# Models: Movie Genres Sparse Autoencoder

[Reference](https://github.com/alineberry/my-movie-recommender/blob/master/notebooks/movie_similarity/autoencoder.ipynb)

In [1]:
%load_ext autoreload
%autoreload 2

In [2]:
BASE_PATH      = '../../..'
LIB_PATH       = f'{BASE_PATH}/lib'   
DATASET_PATH   = f'{BASE_PATH}/datasets'
FIELD          = 'genres'
MODEL          = 'tf-idf-sparse-auto-encoder'
WEIGHTS_PATH   = f'{BASE_PATH}/weights/{FIELD}-{MODEL}.pt'

In [3]:
import sys
sys.path.append(LIB_PATH)

import numpy as np
import pandas as pd
from bunch import Bunch

import torch
from torch.utils.data import DataLoader
from torch.optim import Adam

import pytorch_common.util as pu
from pytorch_common.modules.fn import Fn
from pytorch_common.callbacks import SaveBestModel
from pytorch_common.callbacks.output import Logger

from pytorch_common.util import set_device_name, \
                                get_device, \
                                LoggerBuilder

import model as ml
import data as dt
import data.dataset as ds

import logging

import util as ut

from recommender import ItemRecommenderBuilder, item_rec_sys_cfg

2023-05-05 18:33:40.043848: I tensorflow/core/platform/cpu_feature_guard.cc:182] This TensorFlow binary is optimized to use available CPU instructions in performance-critical operations.
To enable the following instructions: AVX2 FMA, in other operations, rebuild TensorFlow with the appropriate compiler flags.
Using embedded DuckDB without persistence: data will be transient


<Figure size 640x480 with 0 Axes>

## Setup

In [4]:
pu.LoggerBuilder().on_console().build()

<RootLogger root (INFO)>

In [5]:
pu.set_device_name('gpu')

cpu = torch.device("cpu")
gpu = pu.get_device()

pu.get_device(), torch.cuda.is_available(), torch.__version__, torch.cuda.get_arch_list()

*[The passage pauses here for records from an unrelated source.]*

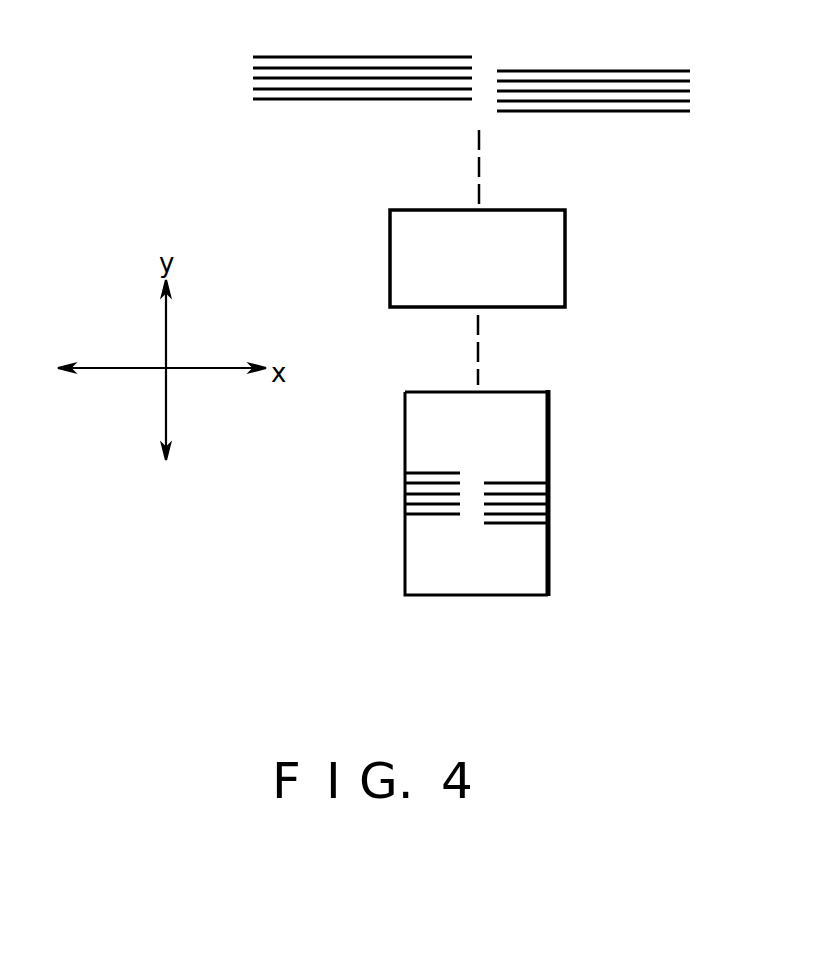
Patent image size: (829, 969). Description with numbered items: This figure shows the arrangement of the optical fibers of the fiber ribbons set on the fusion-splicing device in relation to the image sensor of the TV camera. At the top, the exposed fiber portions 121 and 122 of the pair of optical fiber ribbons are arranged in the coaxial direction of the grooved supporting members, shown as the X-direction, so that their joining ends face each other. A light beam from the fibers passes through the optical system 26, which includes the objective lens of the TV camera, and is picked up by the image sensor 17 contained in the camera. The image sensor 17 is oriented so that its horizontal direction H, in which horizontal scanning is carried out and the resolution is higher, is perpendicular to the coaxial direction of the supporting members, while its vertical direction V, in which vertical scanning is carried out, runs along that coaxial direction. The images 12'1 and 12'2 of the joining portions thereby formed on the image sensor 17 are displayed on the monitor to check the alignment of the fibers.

The exposed portion of optical fibers 121 is at (350, 78).
The exposed portion of optical fibers 122 is at (610, 80).
The optical system 26 is at (566, 228).
The image sensor 17 is at (533, 408).
The vertical direction V is at (516, 391).
The horizontal direction H is at (549, 425).
The image of fibers 12'1 is at (397, 499).
The image of fibers 12'2 is at (553, 504).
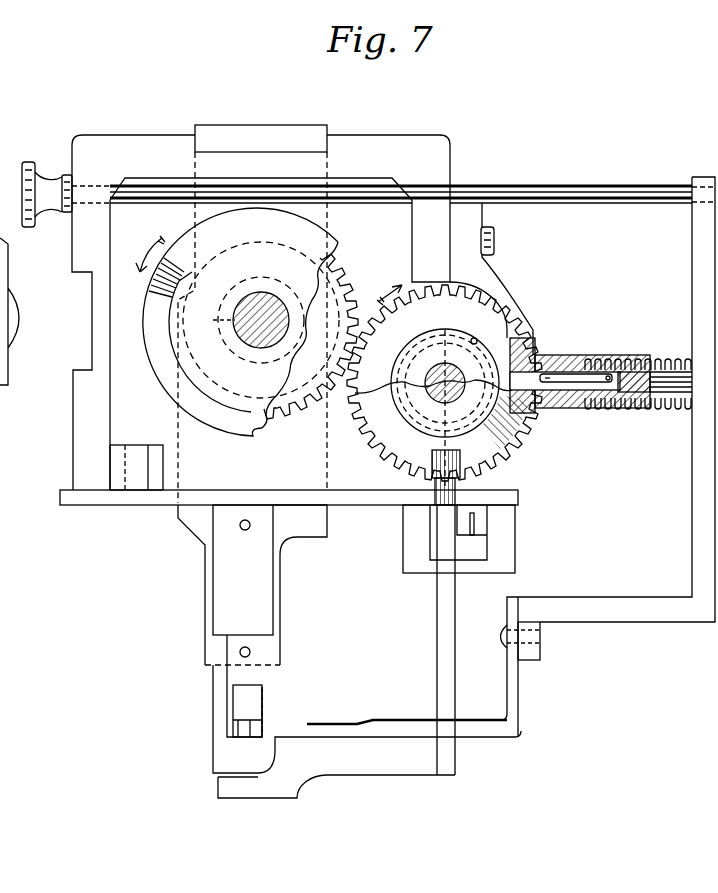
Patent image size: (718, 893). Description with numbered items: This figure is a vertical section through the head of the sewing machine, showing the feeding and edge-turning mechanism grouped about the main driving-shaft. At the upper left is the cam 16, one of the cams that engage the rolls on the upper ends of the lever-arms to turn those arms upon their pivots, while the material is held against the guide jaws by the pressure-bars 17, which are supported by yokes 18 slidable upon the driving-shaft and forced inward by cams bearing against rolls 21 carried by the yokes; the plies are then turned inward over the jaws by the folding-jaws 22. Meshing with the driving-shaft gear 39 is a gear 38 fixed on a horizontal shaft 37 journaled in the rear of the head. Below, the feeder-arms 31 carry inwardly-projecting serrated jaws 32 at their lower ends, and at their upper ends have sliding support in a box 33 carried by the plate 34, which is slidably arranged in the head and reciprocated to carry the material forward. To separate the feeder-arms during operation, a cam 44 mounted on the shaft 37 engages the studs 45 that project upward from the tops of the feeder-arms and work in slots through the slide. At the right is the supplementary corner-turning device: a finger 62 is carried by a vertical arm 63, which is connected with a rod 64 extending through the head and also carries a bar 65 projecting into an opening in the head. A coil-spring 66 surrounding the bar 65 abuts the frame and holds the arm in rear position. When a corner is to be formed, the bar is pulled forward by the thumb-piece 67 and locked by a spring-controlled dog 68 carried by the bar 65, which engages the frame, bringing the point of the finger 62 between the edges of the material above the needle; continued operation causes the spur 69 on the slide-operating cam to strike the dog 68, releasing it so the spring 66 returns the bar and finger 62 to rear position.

The cam 16 is at (154, 332).
The pressure-bar 17 is at (272, 714).
The yoke 18 is at (318, 133).
The roll 21 is at (12, 318).
The folding-jaw 22 is at (234, 731).
The feeder-arm 31 is at (437, 651).
The serrated jaw 32 is at (230, 790).
The box 33 is at (404, 568).
The plate 34 is at (383, 498).
The horizontal shaft 37 is at (438, 402).
The gear 38 is at (445, 383).
The gear 39 is at (311, 336).
The cam 44 is at (522, 441).
The stud 45 is at (466, 485).
The finger 62 is at (339, 729).
The vertical arm 63 is at (692, 525).
The rod 64 is at (565, 193).
The bar 65 is at (657, 371).
The spring 66 is at (669, 409).
The thumb-piece 67 is at (36, 162).
The spring-controlled dog 68 is at (544, 379).
The spur 69 is at (474, 338).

(device(type='cuda', index=0),
 True,
 '1.11.0',
 ['sm_37',
  'sm_50',
  'sm_60',
  'sm_61',
  'sm_70',
  'sm_75',
  'sm_80',
  'sm_86',
  'compute_37'])

In [6]:
ut.set_seed(42)

In [7]:
REC_SYS_CFG = item_rec_sys_cfg(DATASET_PATH, FIELD, MODEL)

2023-05-05 18:33:41,072 - INFO - Cfg:

embedding_col: genres_embedding
file_path: ../../../datasets/genres-tf-idf-sparse-auto-encoder.json
metadata_cols:
- genres
- release_year
- imdb_id
- genres_tokens
- title
name: genres-tf-idf-sparse-auto-encoder



## Carga de dataset

In [8]:
dataset = ds.MovieLensTMDBDataLoader.df_from_path(DATASET_PATH)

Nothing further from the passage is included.